Ranters Theatre, Creative VaQi, Theatre Works
15 March 2018
St Kilda
to 18 March
fola.com.au
Soo-Yeon Sung . Photo by Andrew Bott |
Developed by Melbourne's Ranters Theatre and Seoul's Creative VaQi over four years, Unknown Neighbours is somewhere between a walking meditation and sticky-beaking in stranger's houses and a stranger's head.
Four actors, from both companies, stayed in a house when the owners were away and were left to create. The experience begins at one of the houses; you get the address when you book.
In an Acland Street house – one that no one I know could ever afford – Korean actor Soo-Yeon Sung uses a hand-help projector to Google translate her thoughts about the house, the woman who owns it and how the plants in the garden know that they are loved.
While the house is clean and decluttered enough to be ready for an open real estate inspection, it's hard to hide personality. Still, the heart of the experience is about getting to know Soo-Yeon far more than getting to know who lives there. (Our group knew that we had the people who lived in the house with us, which made the option of snooping and discovering awkward.)
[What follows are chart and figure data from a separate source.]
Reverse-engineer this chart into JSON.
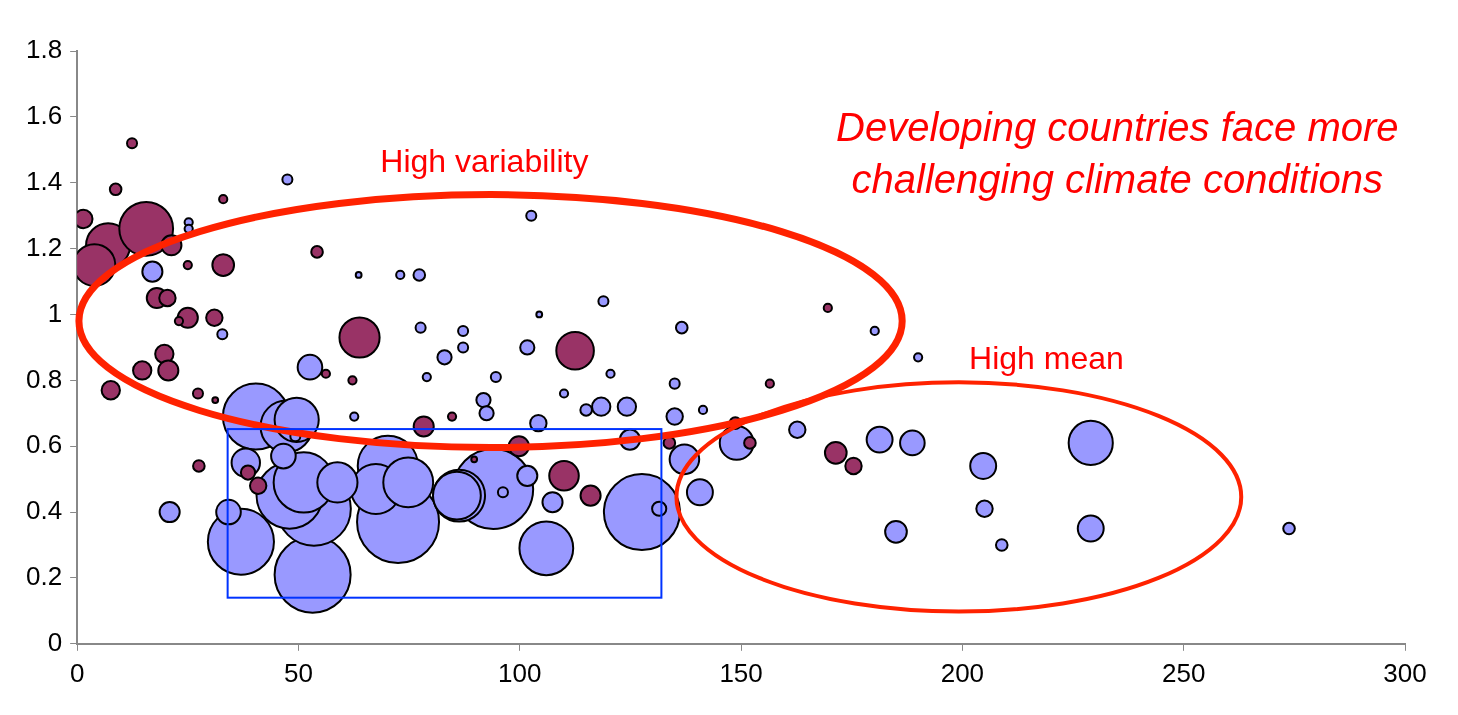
{
  "chart_data": {
    "type": "bubble",
    "xlim": [
      0,
      300
    ],
    "ylim": [
      0,
      1.8
    ],
    "xticks": [
      0,
      50,
      100,
      150,
      200,
      250,
      300
    ],
    "yticks": [
      0,
      0.2,
      0.4,
      0.6,
      0.8,
      1,
      1.2,
      1.4,
      1.6,
      1.8
    ],
    "grid": false,
    "legend": false,
    "annotations": [
      "High variability",
      "High mean",
      "Developing countries face more challenging climate conditions"
    ],
    "series": [
      {
        "color": "#993366",
        "x": [
          1.4,
          12.4,
          8.7,
          7,
          3.9,
          15.6,
          21.3,
          33,
          25,
          33,
          18,
          20.4,
          25,
          23,
          31,
          63.8,
          19.7,
          20.6,
          14.7,
          7.6,
          27.3,
          31.2,
          27.5,
          38.6,
          40.9,
          54.2,
          56.2,
          62.2,
          78.3,
          84.7,
          99.8,
          89.7,
          110,
          116,
          112.5,
          133.8,
          148.7,
          152,
          156.5,
          171.4,
          175.4,
          169.6
        ],
        "values": [
          1.29,
          1.52,
          1.38,
          1.21,
          1.15,
          1.26,
          1.21,
          1.35,
          1.15,
          1.15,
          1.05,
          1.05,
          0.99,
          0.98,
          0.99,
          0.93,
          0.88,
          0.83,
          0.83,
          0.77,
          0.76,
          0.74,
          0.54,
          0.52,
          0.48,
          1.19,
          0.82,
          0.8,
          0.66,
          0.69,
          0.6,
          0.56,
          0.51,
          0.45,
          0.89,
          0.61,
          0.67,
          0.61,
          0.79,
          0.58,
          0.54,
          1.02
        ],
        "sizes": [
          0.05,
          0.015,
          0.02,
          0.29,
          0.26,
          0.43,
          0.06,
          0.01,
          0.01,
          0.07,
          0.06,
          0.04,
          0.06,
          0.01,
          0.04,
          0.24,
          0.05,
          0.06,
          0.05,
          0.05,
          0.015,
          0.005,
          0.02,
          0.03,
          0.04,
          0.02,
          0.01,
          0.01,
          0.06,
          0.01,
          0.06,
          0.005,
          0.13,
          0.06,
          0.21,
          0.02,
          0.02,
          0.02,
          0.01,
          0.07,
          0.04,
          0.01
        ]
      },
      {
        "color": "#9999ff",
        "x": [
          72.5,
          94,
          53.2,
          127.6,
          53.5,
          37,
          48,
          40.4,
          70.2,
          51.2,
          106,
          47.3,
          86.3,
          67.5,
          74.8,
          85.8,
          49.6,
          229,
          58.8,
          149,
          137.2,
          38.1,
          140.7,
          181.3,
          204.7,
          229,
          52.6,
          46.6,
          34.2,
          188.7,
          185,
          17,
          20.9,
          107.4,
          101.7,
          124.9,
          118.4,
          124.2,
          135,
          104.2,
          162.7,
          205,
          83,
          101.7,
          91.8,
          92.5,
          131.5,
          77.3,
          136.6,
          115,
          208.9,
          273.8,
          47.5,
          102.6,
          118.9,
          32.8,
          77.6,
          87.2,
          87.2,
          94.6,
          135,
          96.2,
          49.3,
          25.2,
          25.2,
          73,
          120.5,
          79,
          110,
          141.4,
          62.6,
          180.2,
          190,
          104.4,
          63.6
        ],
        "values": [
          0.37,
          0.47,
          0.21,
          0.4,
          0.41,
          0.31,
          0.45,
          0.69,
          0.54,
          0.49,
          0.29,
          0.66,
          0.45,
          0.47,
          0.49,
          0.45,
          0.68,
          0.61,
          0.49,
          0.61,
          0.56,
          0.55,
          0.46,
          0.62,
          0.54,
          0.35,
          0.84,
          0.57,
          0.4,
          0.61,
          0.34,
          1.13,
          0.4,
          0.43,
          0.51,
          0.62,
          0.72,
          0.72,
          0.69,
          0.67,
          0.65,
          0.41,
          0.87,
          0.9,
          0.74,
          0.7,
          0.41,
          1.12,
          0.96,
          0.71,
          0.3,
          0.35,
          1.41,
          1.3,
          1.04,
          0.94,
          0.96,
          0.95,
          0.9,
          0.81,
          0.79,
          0.46,
          0.63,
          1.28,
          1.26,
          1.12,
          0.82,
          0.81,
          0.76,
          0.71,
          0.69,
          0.95,
          0.87,
          1,
          1.12
        ],
        "sizes": [
          1,
          0.95,
          0.86,
          0.86,
          0.81,
          0.65,
          0.65,
          0.65,
          0.54,
          0.54,
          0.43,
          0.4,
          0.4,
          0.37,
          0.37,
          0.34,
          0.29,
          0.29,
          0.24,
          0.17,
          0.13,
          0.12,
          0.1,
          0.1,
          0.1,
          0.1,
          0.09,
          0.09,
          0.09,
          0.09,
          0.07,
          0.06,
          0.06,
          0.06,
          0.06,
          0.06,
          0.05,
          0.05,
          0.04,
          0.04,
          0.04,
          0.04,
          0.03,
          0.03,
          0.03,
          0.03,
          0.03,
          0.02,
          0.02,
          0.02,
          0.02,
          0.02,
          0.015,
          0.015,
          0.015,
          0.015,
          0.015,
          0.015,
          0.015,
          0.015,
          0.015,
          0.015,
          0.015,
          0.01,
          0.01,
          0.01,
          0.01,
          0.01,
          0.01,
          0.01,
          0.01,
          0.01,
          0.01,
          0.005,
          0.005
        ]
      }
    ]
  }
}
And this is only part one work.
Next, we followed the performer down one of those streets that's so old-school St Kilda that it's possible to forget just how many chain stores are now open in the malled-up part of Acland Street or that renting here is now so expensive that the groovy people have moved to the burbs. There's the Secret Life of Us exterior block, 1940's deco apartments with round windows and dark staircases, 1970's brick boxes that are hideous on the outside and gloriously huge on the inside, and slick new buildings that blend so well that you have to actively notice them. Or it's walking to the next venue. Or stomping along and feeling a bit sad because you moved to the burbs.
So much of this work is the choice to make your own story. Or listen to the people around you; the things I heard about an actor!
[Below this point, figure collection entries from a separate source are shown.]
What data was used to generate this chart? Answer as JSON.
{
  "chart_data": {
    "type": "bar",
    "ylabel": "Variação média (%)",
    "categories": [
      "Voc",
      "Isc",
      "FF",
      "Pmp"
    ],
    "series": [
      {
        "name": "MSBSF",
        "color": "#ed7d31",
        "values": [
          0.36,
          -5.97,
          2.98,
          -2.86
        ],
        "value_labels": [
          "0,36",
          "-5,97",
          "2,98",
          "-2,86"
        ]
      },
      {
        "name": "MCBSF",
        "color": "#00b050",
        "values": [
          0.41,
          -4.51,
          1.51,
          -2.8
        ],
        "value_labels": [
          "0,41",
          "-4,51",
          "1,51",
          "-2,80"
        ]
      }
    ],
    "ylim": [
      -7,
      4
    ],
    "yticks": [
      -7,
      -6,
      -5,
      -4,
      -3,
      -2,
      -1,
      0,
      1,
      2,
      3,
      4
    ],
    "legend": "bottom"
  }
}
The four house-groups meet in the park by the adventure playground that St Kilda people know about – that's now safe and less adventury. As the sun sets, we can see buildings built in the nineteenth century, and five performers ( I don't know how they were shared among the houses) gather in front of a tent.
There's a guitar, wind chimes and a dog.
I repeat, there's a dog.
On the way back to Theatre Works – there is a lot of walking –, a little girl waves from the window of a 1970s brick box. She seems shocked that only a couple people notice her.
After a quick trip through Anglican church built in the 1850s, it's time to sit in the theatre and watch as the pieces of the last couple of hours float into place and. And the dog totally stole the show.